Ada banyak kisah menarik yang bisa disaksikan di sekitar saya, yang kesemuanya adalah kisah sedih bukan kisah bahagia yang banyak diimpikan orang. Karena pada kenyataannya, sebagian besar masyarakat Indonesia memang masih seperti ini kehidupannya.

Ada keluarga yang mengandalkan kehidupannya pada berjualan di pasar malam, pasar yang terbentuk dadakan dari pukul lima sore sampai pukul sembilan malam dan berpindah-pindah tempat setiap malamnya. Bila hari hujan, berarti hampir bisa dipastikan tidak ada pemasukan untuk hari ini. Tapi mereka tetap semangat menggelar dagangannya setiap malam, kalau perlu dipasang tiang-tiang dari pipa paralon untuk tendanya atau papan yang disangga pot-pot plastik untuk mejanya. Ada juga keluarga yang berjualan minuman di jalan besar ibukota, di malam hari, sambil membawa anaknya yang masih kecil untuk sesekali bisa membantu orang tuanya mencari penghasilan dengan mengamen di bis kota. Belum lagi pasangan suami-istri yang mengandalkan pekerjaan sebagai tukang pijat karena mereka tuna-netra. Keluarga yang lebih beruntung adalah yang menjadi karyawan di perusahaan swasta, buruh pabrik, atau sopir pribadi. Itupun dengan penghasilan yang dicukup-cukupkan.

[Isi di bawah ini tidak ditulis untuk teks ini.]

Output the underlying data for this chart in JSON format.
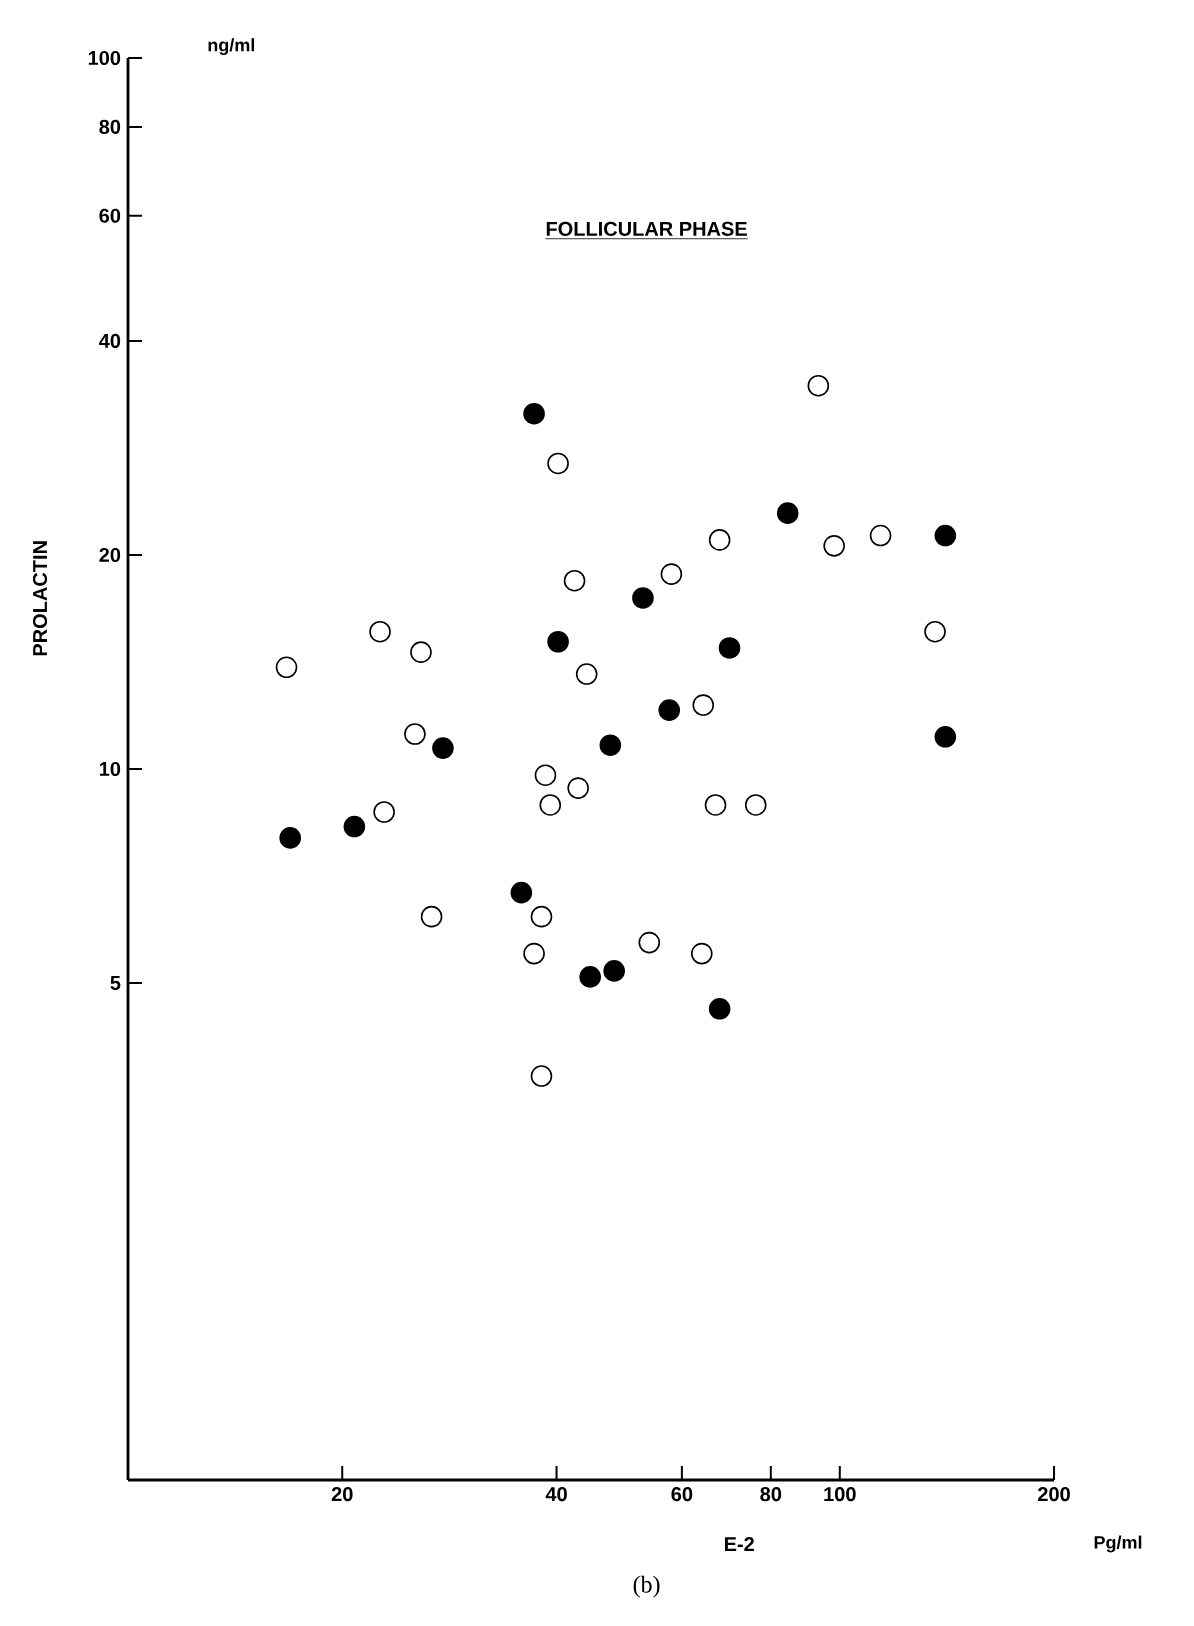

Tetapi, bukan orang Indonesia namanya kalau tidak bisa mengikuti perkembangan jaman. Sesusah apapun hidup mereka, tetap saja konsumtif. Ada keluarga yang hanya tinggal di kontrakan sempit tetapi punya banyak perabotan sampai-sampai rumahnya tidak muat lagi menampung perabotan yang terus menerus ditambah. Sebagian besar adalah atas jasa tukang kredit yang tak henti-hentinya berkeliling menawarkan berbagai barang dengan angsuran sangat murah dan bunga yang tinggi.

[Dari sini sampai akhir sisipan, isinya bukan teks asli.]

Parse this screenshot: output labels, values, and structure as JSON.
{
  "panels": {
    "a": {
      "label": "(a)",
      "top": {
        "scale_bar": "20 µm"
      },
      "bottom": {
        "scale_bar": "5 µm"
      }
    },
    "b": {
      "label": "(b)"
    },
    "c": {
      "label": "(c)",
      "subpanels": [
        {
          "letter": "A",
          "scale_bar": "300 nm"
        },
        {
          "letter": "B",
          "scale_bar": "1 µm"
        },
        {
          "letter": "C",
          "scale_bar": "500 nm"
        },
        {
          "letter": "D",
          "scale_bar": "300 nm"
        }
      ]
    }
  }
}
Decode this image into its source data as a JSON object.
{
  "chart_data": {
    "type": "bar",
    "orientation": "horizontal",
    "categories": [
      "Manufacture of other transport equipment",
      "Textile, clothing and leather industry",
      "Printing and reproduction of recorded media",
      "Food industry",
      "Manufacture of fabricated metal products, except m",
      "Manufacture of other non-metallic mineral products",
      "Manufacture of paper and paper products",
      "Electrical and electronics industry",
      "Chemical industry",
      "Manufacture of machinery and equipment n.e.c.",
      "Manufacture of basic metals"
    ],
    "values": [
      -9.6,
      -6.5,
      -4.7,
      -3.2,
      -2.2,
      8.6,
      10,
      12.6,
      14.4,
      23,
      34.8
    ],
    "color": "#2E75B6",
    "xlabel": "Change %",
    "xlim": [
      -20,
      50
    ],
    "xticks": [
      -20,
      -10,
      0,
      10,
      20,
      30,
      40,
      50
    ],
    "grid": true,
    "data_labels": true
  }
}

Bagi kebanyakan orang di sekitar saya, dicap sebagai orang miskin adalah aib, karenanya banyak dari mereka berusaha menutupi kondisi sebenarnya perekonomian mereka dengan membeli barang-barang yang sebenarnya bukan kebutuhan pokok, tetapi penting bagi status sosial “palsu” mereka. Barang-barang itu seperti handphone, televisi di atas 21 inch, kulkas, DVD, laptop, motor atau pakaian-pakaian yang harganya tidak sesuai dengan penghasilannya. Dan untuk itu, tanpa mereka sadari, mereka telah menumpuk hutang begitu besar. Sehingga bukan menjadi hal aneh di lingkungan sekitar saya bila melihat perceraian keluarga atau anak-anak yang tidak bisa sekolah atau terpaksa sekolah dengan sarana seadanya.

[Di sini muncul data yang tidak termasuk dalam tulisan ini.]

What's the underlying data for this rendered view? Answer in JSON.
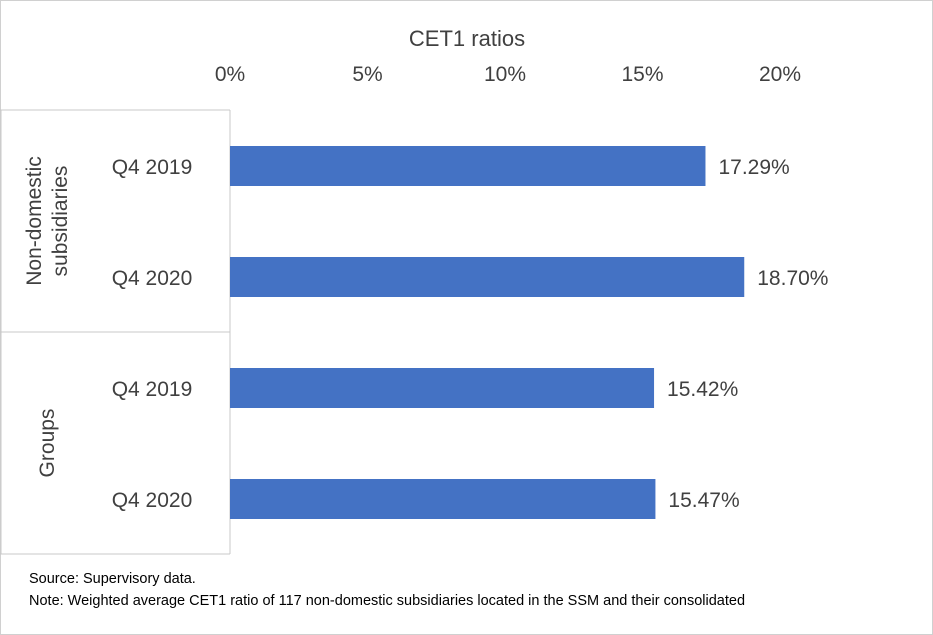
{
  "chart_data": {
    "type": "bar",
    "orientation": "horizontal",
    "title": "CET1 ratios",
    "xlabel": "",
    "ylabel": "",
    "xlim": [
      0,
      20
    ],
    "ticks": [
      0,
      5,
      10,
      15,
      20
    ],
    "tick_labels": [
      "0%",
      "5%",
      "10%",
      "15%",
      "20%"
    ],
    "axis_position": "top",
    "grid": false,
    "bar_color": "#4472C4",
    "groups": [
      {
        "name": "Non-domestic subsidiaries",
        "name_lines": [
          "Non-domestic",
          "subsidiaries"
        ],
        "categories": [
          "Q4 2019",
          "Q4 2020"
        ],
        "values": [
          17.29,
          18.7
        ],
        "data_labels": [
          "17.29%",
          "18.70%"
        ]
      },
      {
        "name": "Groups",
        "name_lines": [
          "Groups"
        ],
        "categories": [
          "Q4 2019",
          "Q4 2020"
        ],
        "values": [
          15.42,
          15.47
        ],
        "data_labels": [
          "15.42%",
          "15.47%"
        ]
      }
    ]
  },
  "footnotes": {
    "source": "Source: Supervisory data.",
    "note": "Note: Weighted average CET1 ratio of 117 non-domestic subsidiaries located in the SSM and their consolidated"
  }
}
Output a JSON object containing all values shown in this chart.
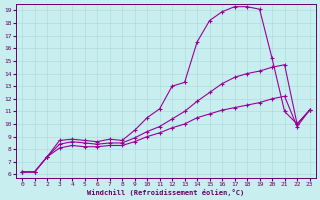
{
  "xlabel": "Windchill (Refroidissement éolien,°C)",
  "bg_color": "#c8eef0",
  "line_color": "#990099",
  "grid_color": "#b0dde0",
  "axis_color": "#660066",
  "xlim": [
    -0.5,
    23.5
  ],
  "ylim": [
    5.7,
    19.5
  ],
  "xticks": [
    0,
    1,
    2,
    3,
    4,
    5,
    6,
    7,
    8,
    9,
    10,
    11,
    12,
    13,
    14,
    15,
    16,
    17,
    18,
    19,
    20,
    21,
    22,
    23
  ],
  "yticks": [
    6,
    7,
    8,
    9,
    10,
    11,
    12,
    13,
    14,
    15,
    16,
    17,
    18,
    19
  ],
  "curve1_x": [
    0,
    1,
    2,
    3,
    4,
    5,
    6,
    7,
    8,
    9,
    10,
    11,
    12,
    13,
    14,
    15,
    16,
    17,
    18,
    19,
    20,
    21,
    22,
    23
  ],
  "curve1_y": [
    6.2,
    6.2,
    7.4,
    8.7,
    8.8,
    8.7,
    8.6,
    8.8,
    8.7,
    9.5,
    10.5,
    11.2,
    13.0,
    13.3,
    16.5,
    18.2,
    18.9,
    19.3,
    19.3,
    19.1,
    15.2,
    11.0,
    10.0,
    11.1
  ],
  "curve2_x": [
    0,
    1,
    2,
    3,
    4,
    5,
    6,
    7,
    8,
    9,
    10,
    11,
    12,
    13,
    14,
    15,
    16,
    17,
    18,
    19,
    20,
    21,
    22,
    23
  ],
  "curve2_y": [
    6.2,
    6.2,
    7.4,
    8.4,
    8.6,
    8.5,
    8.4,
    8.5,
    8.5,
    8.9,
    9.4,
    9.8,
    10.4,
    11.0,
    11.8,
    12.5,
    13.2,
    13.7,
    14.0,
    14.2,
    14.5,
    14.7,
    10.0,
    11.1
  ],
  "curve3_x": [
    0,
    1,
    2,
    3,
    4,
    5,
    6,
    7,
    8,
    9,
    10,
    11,
    12,
    13,
    14,
    15,
    16,
    17,
    18,
    19,
    20,
    21,
    22,
    23
  ],
  "curve3_y": [
    6.2,
    6.2,
    7.4,
    8.1,
    8.3,
    8.2,
    8.2,
    8.3,
    8.3,
    8.6,
    9.0,
    9.3,
    9.7,
    10.0,
    10.5,
    10.8,
    11.1,
    11.3,
    11.5,
    11.7,
    12.0,
    12.2,
    9.8,
    11.1
  ]
}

Sungguh, saya merasa bahwa masyarakat kita tengah berada pada kondisi yang sakit. Hidup tidak lagi untuk hari esok. Hidup, benar-benar adalah untuk hari ini saja. Bila terus menerus seperti ini keadaannya, saya yakin akan muncul generasi-generasi selanjutnya yang lebih tidak berpendidikan dan lebih lemah mentalnya. Kesederhanaan, kejujuran, kerja keras akan menjadi barang yang sangat langka.

Ada satu bagian paling penting yang menjadi tonggak bagi perbaikan kondisi di atas. Unsur yang paling bersentuhan langsung dengan lingkungan sosial adalah para ibu. Para ibulah yang paling banyak menghabiskan waktu di rumah, bersosialisasi dengan tetangganya, berkomunikasi dengan anak-anaknya. Sehingga yang lebih merasakan dampak sosial dari kemiskinan adalah para ibu, dan mereka pulalah yang paling merasa harus menutupi kekurangan yang mereka miliki. Hal itu sangat jeli dilihat oleh orang-orang yang berbisnis tanpa etika. Menawarkan berbagai barang dengan sistem kredit ataupun jasa pinjaman tunai dengan bunga tinggi.

Kurangnya pengetahuan, lemahnya keimanan, keputusasaan, kurangnya keterbukaan dengan suami, tekanan sosial, kurangnya kepedulian pemerintah menjadikan para ibu dari kaum marjinal tidak punya cara lain untuk bertahan hidup selain dari berhutang.

Para Ibu, dan teman-temanku sesama perempuan…
Seandainya tulisan saya ini bisa terbaca, bagaimana bila kita mulai peduli dengan para perempuan di sekitar kita. Terutama kepada mereka yang terpinggirkan dari pembangunan negara ini. Kepedulian kita pada perempuan-perempuan kaum marjinal adalah sumbangan besar bagi peradaban bangsa kita. Sebaliknya, pembiaran pada mereka berarti kehancuran bagi anak-cucu kita sendiri.